Friday, May 15, 2015

Filtering/Grouping by multiple columns in sql subquery

I have been struggling for a while to have multiple columns in subquery and then filtering out the result.

Often with composite keys in the staging table, you want to check if there are any duplicates.

Taking an example of a fictitious "sales" table:

select * from sales where order_number in
(select order_number from sales
group by order_number, customer_id
having count(*)>1)

Above query might not give the desired results if I am looking for particular results with filters. The reason being I did not apply all the fields in the select query for the ones used in group by.

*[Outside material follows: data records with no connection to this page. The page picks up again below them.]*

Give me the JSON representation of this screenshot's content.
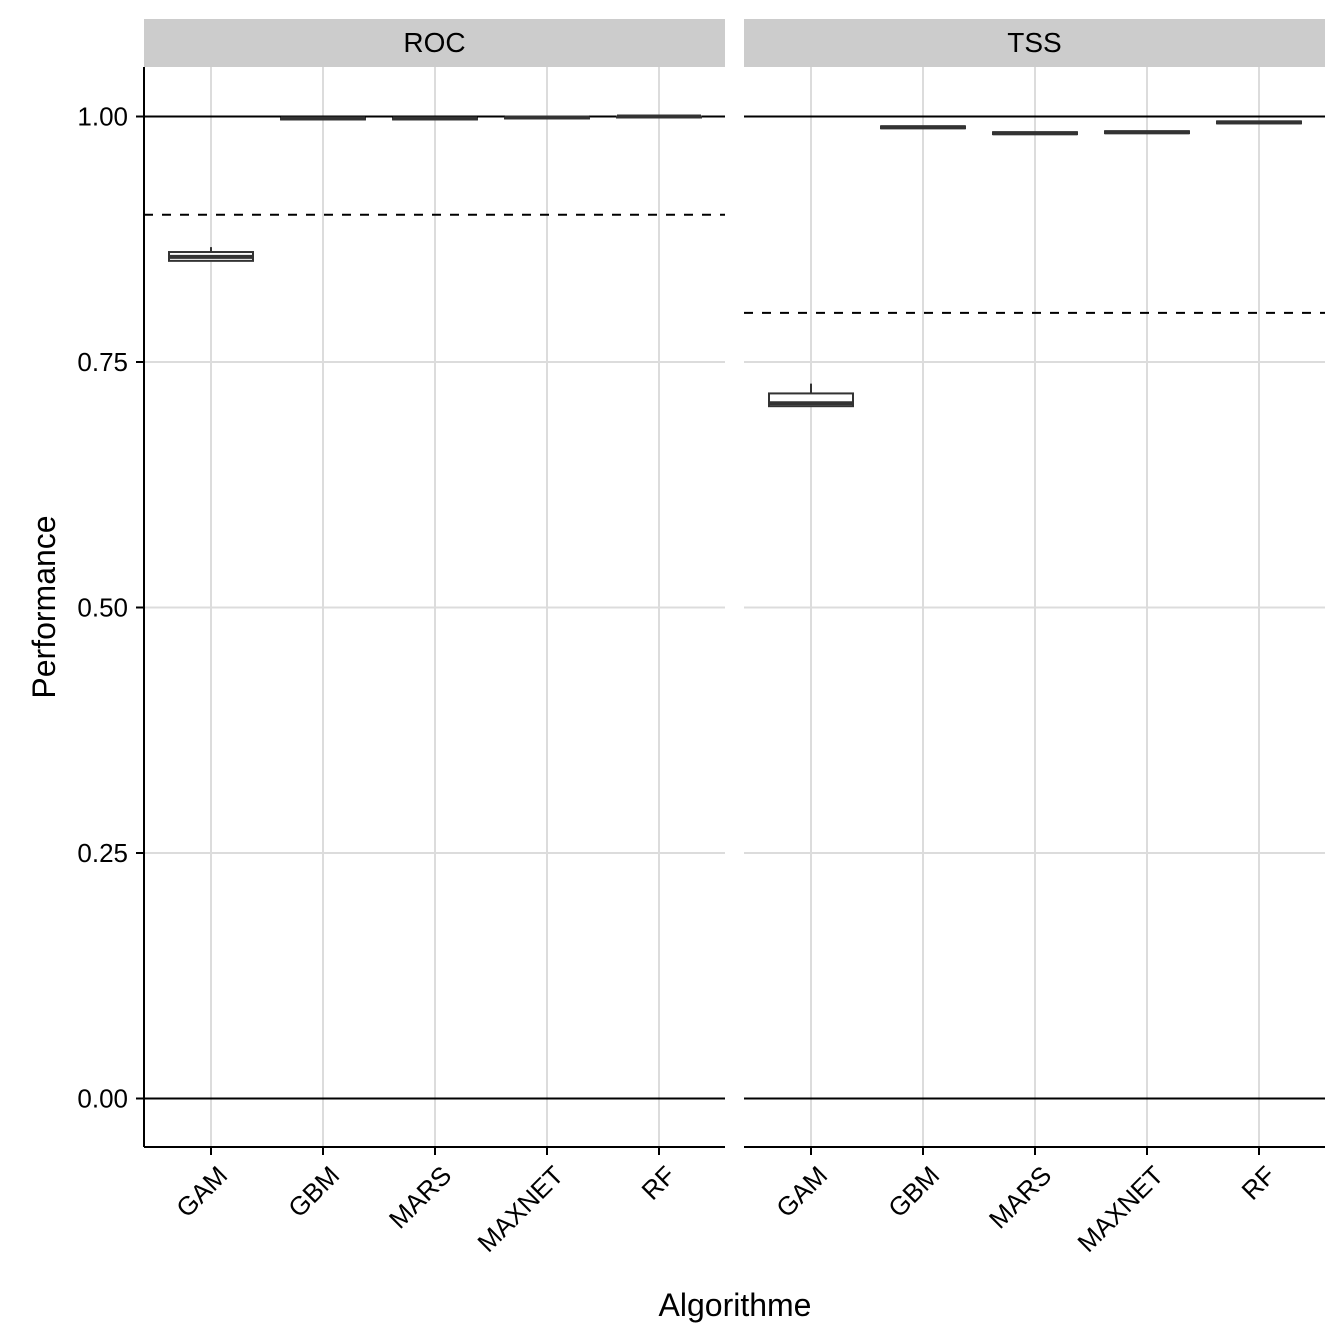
{
  "chart_data": {
    "type": "boxplot",
    "xlabel": "Algorithme",
    "ylabel": "Performance",
    "ylim": [
      -0.05,
      1.05
    ],
    "y_ticks": [
      "0.00",
      "0.25",
      "0.50",
      "0.75",
      "1.00"
    ],
    "y_tick_values": [
      0,
      0.25,
      0.5,
      0.75,
      1.0
    ],
    "categories": [
      "GAM",
      "GBM",
      "MARS",
      "MAXNET",
      "RF"
    ],
    "grid": true,
    "reference_lines_solid": [
      0,
      1
    ],
    "panels": [
      {
        "name": "ROC",
        "threshold_dashed": 0.9,
        "boxes": [
          {
            "category": "GAM",
            "min": 0.853,
            "q1": 0.853,
            "median": 0.857,
            "q3": 0.862,
            "max": 0.867
          },
          {
            "category": "GBM",
            "min": 0.997,
            "q1": 0.997,
            "median": 0.998,
            "q3": 0.998,
            "max": 0.998
          },
          {
            "category": "MARS",
            "min": 0.997,
            "q1": 0.997,
            "median": 0.998,
            "q3": 0.998,
            "max": 0.998
          },
          {
            "category": "MAXNET",
            "min": 0.998,
            "q1": 0.998,
            "median": 0.999,
            "q3": 0.999,
            "max": 0.999
          },
          {
            "category": "RF",
            "min": 0.999,
            "q1": 0.999,
            "median": 1.0,
            "q3": 1.0,
            "max": 1.0
          }
        ]
      },
      {
        "name": "TSS",
        "threshold_dashed": 0.8,
        "boxes": [
          {
            "category": "GAM",
            "min": 0.705,
            "q1": 0.705,
            "median": 0.708,
            "q3": 0.718,
            "max": 0.728
          },
          {
            "category": "GBM",
            "min": 0.988,
            "q1": 0.988,
            "median": 0.989,
            "q3": 0.99,
            "max": 0.99
          },
          {
            "category": "MARS",
            "min": 0.982,
            "q1": 0.982,
            "median": 0.983,
            "q3": 0.984,
            "max": 0.984
          },
          {
            "category": "MAXNET",
            "min": 0.983,
            "q1": 0.983,
            "median": 0.984,
            "q3": 0.985,
            "max": 0.985
          },
          {
            "category": "RF",
            "min": 0.993,
            "q1": 0.993,
            "median": 0.994,
            "q3": 0.995,
            "max": 0.995
          }
        ]
      }
    ]
  }
}
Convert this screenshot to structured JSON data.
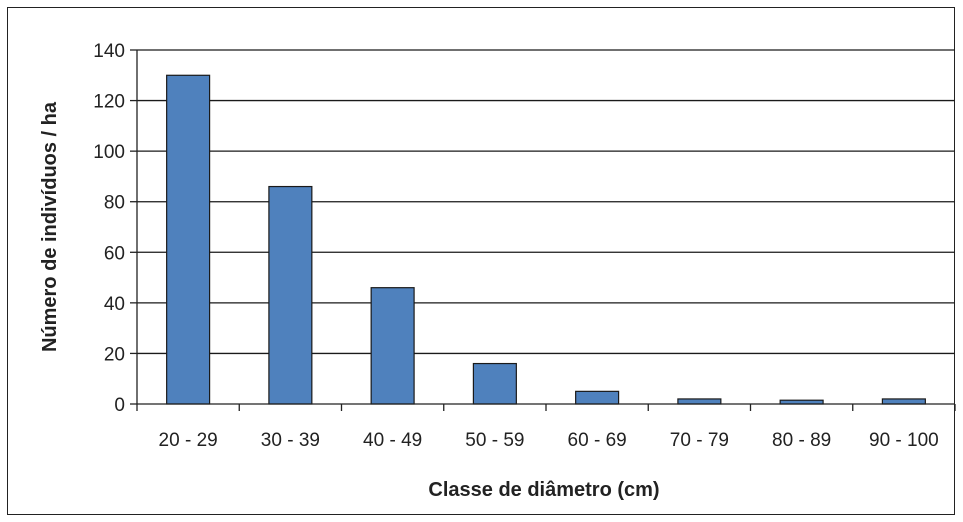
{
  "chart_data": {
    "type": "bar",
    "title": "",
    "xlabel": "Classe de diâmetro (cm)",
    "ylabel": "Número de indivíduos / ha",
    "categories": [
      "20 - 29",
      "30 - 39",
      "40 - 49",
      "50 -  59",
      "60 - 69",
      "70 - 79",
      "80 - 89",
      "90 - 100"
    ],
    "values": [
      130,
      86,
      46,
      16,
      5,
      2,
      1.5,
      2
    ],
    "ylim": [
      0,
      140
    ],
    "yticks": [
      "0",
      "20",
      "40",
      "60",
      "80",
      "100",
      "120",
      "140"
    ],
    "grid": true,
    "legend": "none",
    "bar_color": "#4f81bd",
    "bar_edge_color": "#1a1a1a",
    "grid_color": "#1a1a1a"
  }
}
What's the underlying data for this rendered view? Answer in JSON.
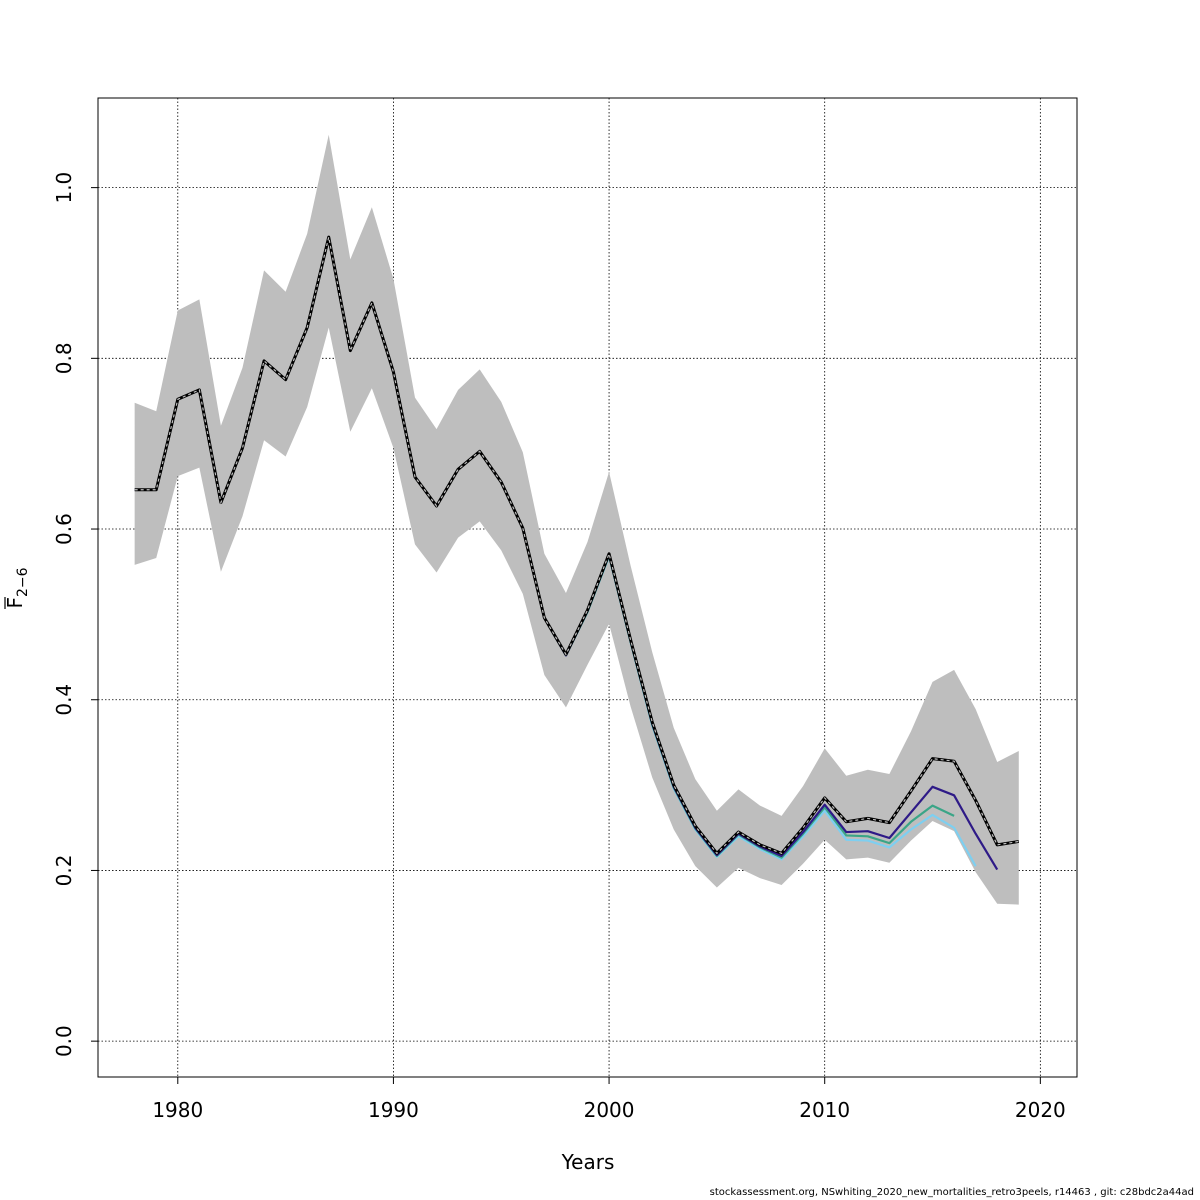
{
  "chart_data": {
    "type": "line",
    "xlabel": "Years",
    "ylabel_main": "F",
    "ylabel_sub": "2−6",
    "xlim": [
      1976.3,
      2021.7
    ],
    "ylim": [
      -0.042,
      1.105
    ],
    "x_ticks": [
      1980,
      1990,
      2000,
      2010,
      2020
    ],
    "y_ticks": [
      0.0,
      0.2,
      0.4,
      0.6,
      0.8,
      1.0
    ],
    "x_tick_labels": [
      "1980",
      "1990",
      "2000",
      "2010",
      "2020"
    ],
    "y_tick_labels": [
      "0.0",
      "0.2",
      "0.4",
      "0.6",
      "0.8",
      "1.0"
    ],
    "grid": true,
    "colors": {
      "band": "#bebebe",
      "base": "#000000",
      "retro1": "#2e1a87",
      "retro2": "#3aa587",
      "retro3": "#7ecff0"
    },
    "confidence_band": {
      "x": [
        1978,
        1979,
        1980,
        1981,
        1982,
        1983,
        1984,
        1985,
        1986,
        1987,
        1988,
        1989,
        1990,
        1991,
        1992,
        1993,
        1994,
        1995,
        1996,
        1997,
        1998,
        1999,
        2000,
        2001,
        2002,
        2003,
        2004,
        2005,
        2006,
        2007,
        2008,
        2009,
        2010,
        2011,
        2012,
        2013,
        2014,
        2015,
        2016,
        2017,
        2018,
        2019
      ],
      "lower": [
        0.558,
        0.566,
        0.662,
        0.672,
        0.55,
        0.615,
        0.704,
        0.685,
        0.743,
        0.836,
        0.714,
        0.765,
        0.695,
        0.582,
        0.549,
        0.59,
        0.609,
        0.575,
        0.524,
        0.429,
        0.391,
        0.441,
        0.489,
        0.392,
        0.309,
        0.248,
        0.205,
        0.18,
        0.203,
        0.191,
        0.183,
        0.208,
        0.236,
        0.213,
        0.215,
        0.209,
        0.235,
        0.258,
        0.246,
        0.198,
        0.161,
        0.16
      ],
      "upper": [
        0.748,
        0.738,
        0.856,
        0.869,
        0.721,
        0.789,
        0.903,
        0.878,
        0.946,
        1.062,
        0.916,
        0.977,
        0.893,
        0.754,
        0.717,
        0.763,
        0.787,
        0.749,
        0.69,
        0.571,
        0.525,
        0.585,
        0.667,
        0.557,
        0.456,
        0.367,
        0.307,
        0.27,
        0.295,
        0.276,
        0.264,
        0.299,
        0.343,
        0.311,
        0.318,
        0.313,
        0.363,
        0.421,
        0.435,
        0.389,
        0.327,
        0.34
      ]
    },
    "series": [
      {
        "key": "base",
        "dashed": true,
        "x": [
          1978,
          1979,
          1980,
          1981,
          1982,
          1983,
          1984,
          1985,
          1986,
          1987,
          1988,
          1989,
          1990,
          1991,
          1992,
          1993,
          1994,
          1995,
          1996,
          1997,
          1998,
          1999,
          2000,
          2001,
          2002,
          2003,
          2004,
          2005,
          2006,
          2007,
          2008,
          2009,
          2010,
          2011,
          2012,
          2013,
          2014,
          2015,
          2016,
          2017,
          2018,
          2019
        ],
        "values": [
          0.646,
          0.646,
          0.752,
          0.763,
          0.631,
          0.695,
          0.797,
          0.775,
          0.836,
          0.942,
          0.809,
          0.865,
          0.784,
          0.661,
          0.627,
          0.67,
          0.691,
          0.655,
          0.601,
          0.496,
          0.453,
          0.505,
          0.571,
          0.47,
          0.374,
          0.3,
          0.252,
          0.22,
          0.245,
          0.23,
          0.22,
          0.25,
          0.285,
          0.257,
          0.261,
          0.256,
          0.293,
          0.331,
          0.328,
          0.282,
          0.23,
          0.234
        ]
      },
      {
        "key": "retro1",
        "dashed": false,
        "x": [
          1978,
          1979,
          1980,
          1981,
          1982,
          1983,
          1984,
          1985,
          1986,
          1987,
          1988,
          1989,
          1990,
          1991,
          1992,
          1993,
          1994,
          1995,
          1996,
          1997,
          1998,
          1999,
          2000,
          2001,
          2002,
          2003,
          2004,
          2005,
          2006,
          2007,
          2008,
          2009,
          2010,
          2011,
          2012,
          2013,
          2014,
          2015,
          2016,
          2017,
          2018
        ],
        "values": [
          0.646,
          0.646,
          0.752,
          0.763,
          0.631,
          0.695,
          0.797,
          0.775,
          0.836,
          0.942,
          0.809,
          0.865,
          0.784,
          0.661,
          0.627,
          0.67,
          0.691,
          0.655,
          0.601,
          0.496,
          0.452,
          0.504,
          0.57,
          0.469,
          0.372,
          0.298,
          0.25,
          0.218,
          0.243,
          0.228,
          0.217,
          0.245,
          0.277,
          0.245,
          0.246,
          0.238,
          0.268,
          0.298,
          0.288,
          0.243,
          0.201
        ]
      },
      {
        "key": "retro2",
        "dashed": false,
        "x": [
          1978,
          1979,
          1980,
          1981,
          1982,
          1983,
          1984,
          1985,
          1986,
          1987,
          1988,
          1989,
          1990,
          1991,
          1992,
          1993,
          1994,
          1995,
          1996,
          1997,
          1998,
          1999,
          2000,
          2001,
          2002,
          2003,
          2004,
          2005,
          2006,
          2007,
          2008,
          2009,
          2010,
          2011,
          2012,
          2013,
          2014,
          2015,
          2016
        ],
        "values": [
          0.646,
          0.646,
          0.752,
          0.763,
          0.631,
          0.695,
          0.797,
          0.775,
          0.836,
          0.942,
          0.809,
          0.865,
          0.784,
          0.661,
          0.627,
          0.67,
          0.691,
          0.655,
          0.601,
          0.496,
          0.452,
          0.503,
          0.569,
          0.468,
          0.371,
          0.297,
          0.249,
          0.217,
          0.242,
          0.227,
          0.215,
          0.243,
          0.274,
          0.241,
          0.24,
          0.232,
          0.257,
          0.276,
          0.264
        ]
      },
      {
        "key": "retro3",
        "dashed": false,
        "x": [
          1978,
          1979,
          1980,
          1981,
          1982,
          1983,
          1984,
          1985,
          1986,
          1987,
          1988,
          1989,
          1990,
          1991,
          1992,
          1993,
          1994,
          1995,
          1996,
          1997,
          1998,
          1999,
          2000,
          2001,
          2002,
          2003,
          2004,
          2005,
          2006,
          2007,
          2008,
          2009,
          2010,
          2011,
          2012,
          2013,
          2014,
          2015,
          2016,
          2017
        ],
        "values": [
          0.646,
          0.646,
          0.752,
          0.763,
          0.631,
          0.695,
          0.797,
          0.775,
          0.836,
          0.942,
          0.809,
          0.865,
          0.784,
          0.661,
          0.627,
          0.67,
          0.691,
          0.655,
          0.601,
          0.496,
          0.452,
          0.503,
          0.568,
          0.467,
          0.37,
          0.296,
          0.248,
          0.216,
          0.24,
          0.225,
          0.213,
          0.24,
          0.27,
          0.236,
          0.235,
          0.227,
          0.248,
          0.265,
          0.25,
          0.205
        ]
      }
    ]
  },
  "footer": "stockassessment.org, NSwhiting_2020_new_mortalities_retro3peels, r14463 , git: c28bdc2a44ad"
}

An extensible solution below takes care of that:

--Use CTE to store result for further filtering
with cte as (select s1.field1, s1.field2, s1.field3 from sales as s1
where exists
--Have a subquery for multiple column grouping. Compare it with the fields of the parent query, which would yield 1 corresponding record
(select s2.field1, s2.field2, sd.field3  from sales as s2
where s2.field1=sd1.field1 and s2.field2=s1.field2 and sd.field3=s1.field3
group by field1,field2,field3
) --Have your extra condition here for filtering
)
select * from cte where reached_target='Y'  -- Get all those qualified records needed

In this case, Common Table Expression (CTE) does come in very handy to filter out the final resultset.